Former Conseco executives Steve Hilbert and Rollin Dick are caught in a bitter legal battle between hardware king John Menard and his ex-fiancee.
Debra Sands, a lawyer from Eau Claire, Wis., says the billionaire promised her a big ownership stake in his business empire—including a 20-percent interest in MH Equity, the $500 million, Menard-funded private equity firm that Hilbert and Dick run.
In a lawsuit filed two years ago in Wisconsin, Sands claims she was Menard’s “primary” business adviser. She says she was extensively involved in everything from his chain of 215 hardware stores and IndyCar team ownership to his big stake in locally based Haverstick Consulting, an IT and military contracting firm also owned by Hilbert and Dick.
Sands, who is in her late 40s, and Menard, who is at least 70, lived together for eight years before splitting in 2006.
“Sands was involved with virtually every aspect, and at virtually every level, of Menard’s various enterprises and holdings,” the suit says.
Menard denies Sands played such a large role.

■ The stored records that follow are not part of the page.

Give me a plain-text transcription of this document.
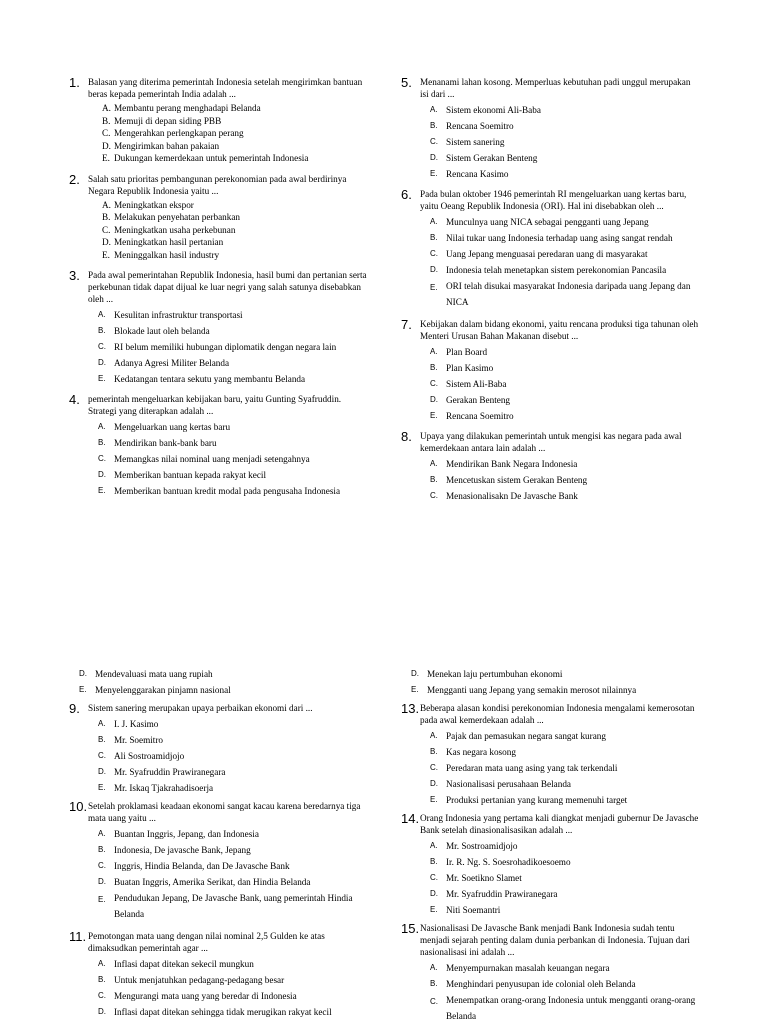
1. Balasan yang diterima pemerintah Indonesia setelah mengirimkan bantuan beras kepada pemerintah India adalah ...
A. Membantu perang menghadapi Belanda
B. Memuji di depan siding PBB
C. Mengerahkan perlengkapan perang
D. Mengirimkan bahan pakaian
E. Dukungan kemerdekaan untuk pemerintah Indonesia
2. Salah satu prioritas pembangunan perekonomian pada awal berdirinya Negara Republik Indonesia yaitu ...
A. Meningkatkan ekspor
B. Melakukan penyehatan perbankan
C. Meningkatkan usaha perkebunan
D. Meningkatkan hasil pertanian
E. Meninggalkan hasil industry
3. Pada awal pemerintahan Republik Indonesia, hasil bumi dan pertanian serta perkebunan tidak dapat dijual ke luar negri yang salah satunya disebabkan oleh ...
A. Kesulitan infrastruktur transportasi
B. Blokade laut oleh belanda
C. RI belum memiliki hubungan diplomatik dengan negara lain
D. Adanya Agresi Militer Belanda
E. Kedatangan tentara sekutu yang membantu Belanda
4. pemerintah mengeluarkan kebijakan baru, yaitu Gunting Syafruddin. Strategi yang diterapkan adalah ...
A. Mengeluarkan uang kertas baru
B. Mendirikan bank-bank baru
C. Memangkas nilai nominal uang menjadi setengahnya
D. Memberikan bantuan kepada rakyat kecil
E. Memberikan bantuan kredit modal pada pengusaha Indonesia
5. Menanami lahan kosong. Memperluas kebutuhan padi unggul merupakan isi dari ...
A. Sistem ekonomi Ali-Baba
B. Rencana Soemitro
C. Sistem sanering
D. Sistem Gerakan Benteng
E. Rencana Kasimo
6. Pada bulan oktober 1946 pemerintah RI mengeluarkan uang kertas baru, yaitu Oeang Republik Indonesia (ORI). Hal ini disebabkan oleh ...
A. Munculnya uang NICA sebagai pengganti uang Jepang
B. Nilai tukar uang Indonesia terhadap uang asing sangat rendah
C. Uang Jepang menguasai peredaran uang di masyarakat
D. Indonesia telah menetapkan sistem perekonomian Pancasila
E. ORI telah disukai masyarakat Indonesia daripada uang Jepang dan NICA
7. Kebijakan dalam bidang ekonomi, yaitu rencana produksi tiga tahunan oleh Menteri Urusan Bahan Makanan disebut ...
A. Plan Board
B. Plan Kasimo
C. Sistem Ali-Baba
D. Gerakan Benteng
E. Rencana Soemitro
8. Upaya yang dilakukan pemerintah untuk mengisi kas negara pada awal kemerdekaan antara lain adalah ...
A. Mendirikan Bank Negara Indonesia
B. Mencetuskan sistem Gerakan Benteng
C. Menasionalisakn De Javasche Bank
D. Mendevaluasi mata uang rupiah
E. Menyelenggarakan pinjamn nasional
9. Sistem sanering merupakan upaya perbaikan ekonomi dari ...
A. I. J. Kasimo
B. Mr. Soemitro
C. Ali Sostroamidjojo
D. Mr. Syafruddin Prawiranegara
E. Mr. Iskaq Tjakrahadisoerja
10. Setelah proklamasi keadaan ekonomi sangat kacau karena beredarnya tiga mata uang yaitu ...
A. Buantan Inggris, Jepang, dan Indonesia
B. Indonesia, De javasche Bank, Jepang
C. Inggris, Hindia Belanda, dan De Javasche Bank
D. Buatan Inggris, Amerika Serikat, dan Hindia Belanda
E. Pendudukan Jepang, De Javasche Bank, uang pemerintah Hindia Belanda
11. Pemotongan mata uang dengan nilai nominal 2,5 Gulden ke atas dimaksudkan pemerintah agar ...
A. Inflasi dapat ditekan sekecil mungkun
B. Untuk menjatuhkan pedagang-pedagang besar
C. Mengurangi mata uang yang beredar di Indonesia
D. Inflasi dapat ditekan sehingga tidak merugikan rakyat kecil
D. Menekan laju pertumbuhan ekonomi
E. Mengganti uang Jepang yang semakin merosot nilainnya
13. Beberapa alasan kondisi perekonomian Indonesia mengalami kemerosotan pada awal kemerdekaan adalah ...
A. Pajak dan pemasukan negara sangat kurang
B. Kas negara kosong
C. Peredaran mata uang asing yang tak terkendali
D. Nasionalisasi perusahaan Belanda
E. Produksi pertanian yang kurang memenuhi target
14. Orang Indonesia yang pertama kali diangkat menjadi gubernur De Javasche Bank setelah dinasionalisasikan adalah ...
A. Mr. Sostroamidjojo
B. Ir. R. Ng. S. Soesrohadikoesoemo
C. Mr. Soetikno Slamet
D. Mr. Syafruddin Prawiranegara
E. Niti Soemantri
15. Nasionalisasi De Javasche Bank menjadi Bank Indonesia sudah tentu menjadi sejarah penting dalam dunia perbankan di Indonesia. Tujuan dari nasionalisasi ini adalah ...
A. Menyempurnakan masalah keuangan negara
B. Menghindari penyusupan ide colonial oleh Belanda
C. Menempatkan orang-orang Indonesia untuk mengganti orang-orang Belanda
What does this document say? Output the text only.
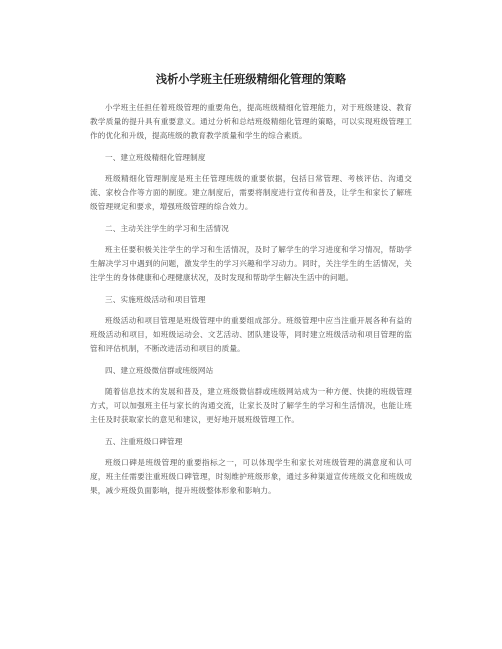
浅析小学班主任班级精细化管理的策略

小学班主任担任着班级管理的重要角色，提高班级精细化管理能力，对于班级建设、教育教学质量的提升具有重要意义。通过分析和总结班级精细化管理的策略，可以实现班级管理工作的优化和升级，提高班级的教育教学质量和学生的综合素质。

一、建立班级精细化管理制度

班级精细化管理制度是班主任管理班级的重要依据，包括日常管理、考核评估、沟通交流、家校合作等方面的制度。建立制度后，需要将制度进行宣传和普及，让学生和家长了解班级管理规定和要求，增强班级管理的综合效力。

二、主动关注学生的学习和生活情况

班主任要积极关注学生的学习和生活情况，及时了解学生的学习进度和学习情况，帮助学生解决学习中遇到的问题，激发学生的学习兴趣和学习动力。同时，关注学生的生活情况，关注学生的身体健康和心理健康状况，及时发现和帮助学生解决生活中的问题。

三、实施班级活动和项目管理

班级活动和项目管理是班级管理中的重要组成部分。班级管理中应当注重开展各种有益的班级活动和项目，如班级运动会、文艺活动、团队建设等，同时建立班级活动和项目管理的监管和评估机制，不断改进活动和项目的质量。

四、建立班级微信群或班级网站

随着信息技术的发展和普及，建立班级微信群或班级网站成为一种方便、快捷的班级管理方式，可以加强班主任与家长的沟通交流，让家长及时了解学生的学习和生活情况，也能让班主任及时获取家长的意见和建议，更好地开展班级管理工作。

五、注重班级口碑管理

班级口碑是班级管理的重要指标之一，可以体现学生和家长对班级管理的满意度和认可度，班主任需要注重班级口碑管理，时刻维护班级形象，通过多种渠道宣传班级文化和班级成果，减少班级负面影响，提升班级整体形象和影响力。
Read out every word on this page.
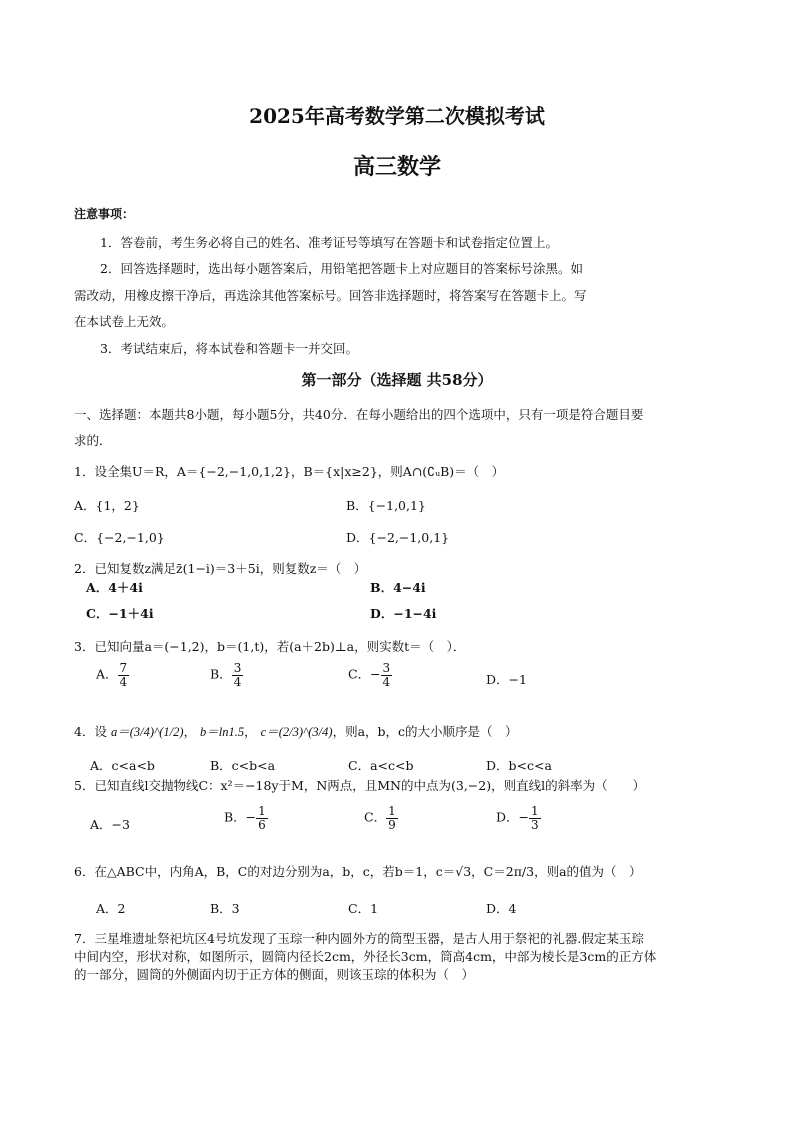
2025年高考数学第二次模拟考试
高三数学
注意事项：
1．答卷前，考生务必将自己的姓名、准考证号等填写在答题卡和试卷指定位置上。
2．回答选择题时，选出每小题答案后，用铅笔把答题卡上对应题目的答案标号涂黑。如
需改动，用橡皮擦干净后，再选涂其他答案标号。回答非选择题时，将答案写在答题卡上。写
在本试卷上无效。
3．考试结束后，将本试卷和答题卡一并交回。
第一部分（选择题 共58分）
一、选择题：本题共8小题，每小题5分，共40分．在每小题给出的四个选项中，只有一项是符合题目要
求的．
1．设全集U＝R，A＝{−2,−1,0,1,2}，B＝{x|x≥2}，则A∩(∁ᵤB)＝（　）
A．{1，2}	B．{−1,0,1}
C．{−2,−1,0}	D．{−2,−1,0,1}
2．已知复数z满足z̄(1−i)＝3＋5i，则复数z＝（　）
A．4＋4i	B．4−4i
C．−1＋4i	D．−1−4i
3．已知向量a＝(−1,2)，b＝(1,t)，若(a＋2b)⊥a，则实数t＝（　）．
A． $\frac{7}{4}$	B． $\frac{3}{4}$	C．− $\frac{3}{4}$	D．−1
4．设 a＝(3/4)^(1/2)， b＝ln1.5， c＝(2/3)^(3/4)，则a，b，c的大小顺序是（　）
A．c<a<b	B．c<b<a	C．a<c<b	D．b<c<a
5．已知直线l交抛物线C：x²＝−18y于M，N两点，且MN的中点为(3,−2)，则直线l的斜率为（　　）
A．−3	B．− $\frac{1}{6}$	C． $\frac{1}{9}$	D．− $\frac{1}{3}$
6．在△ABC中，内角A，B，C的对边分别为a，b，c，若b＝1，c＝√3，C＝2π/3，则a的值为（　）
A．2	B．3	C．1	D．4
7．三星堆遗址祭祀坑区4号坑发现了玉琮一种内圆外方的筒型玉器，是古人用于祭祀的礼器.假定某玉琮
中间内空，形状对称，如图所示，圆筒内径长2cm，外径长3cm，筒高4cm，中部为棱长是3cm的正方体
的一部分，圆筒的外侧面内切于正方体的侧面，则该玉琮的体积为（　）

“She was my girlfriend and is now my very disgruntled ex-girlfriend,” Menard said in a statement e-mailed by his spokesman. “I’m sure the courts will work it out in due course.”
The case has led to disputes in Indiana courts with Dick and Hilbert.
An MH Equity affiliate sued Sands in Marion County in 2009, saying she wasn’t licensed to practice law in Indiana when she worked for the firm, and seeking to recover $170,000 in fees.
Dick’s holding company, Helen HCI, sued Sands in Boone County in March 2009, saying her Wisconsin case caused “collateral damage” to it and other Haverstick Consulting shareholders.
Settlement talks in the two cases broke down, and both ended up before the Indiana Court of Appeals.
Hilbert, who co-founded Conseco and is now CEO of MH Equity, could not be reached for comment. Sands also could not be reached. Her attorney, Daniel Shulman, declined to discuss the case.
Hilbert and Menard, the “M” in MH Equity, met through IndyCar racing. Menard owned a team until 2004, and at one point Conseco was a sponsor.
Menard, a self-made billionaire, grew up on a dairy farm and started the business by building and selling pole barns to pay for college. He ranks 136th on Forbes’ list of the world’s top billionaires, with a net worth of $5.5 billion.
Sands met Menard in 1997 at an event for then-Wisconsin Gov. Tommy Thompson. She and her sister, Dawn, were living in St. Paul, Minn., and running several Wisconsin-based businesses, including a coffee importer and their family business, Eagles Printing & Label Co.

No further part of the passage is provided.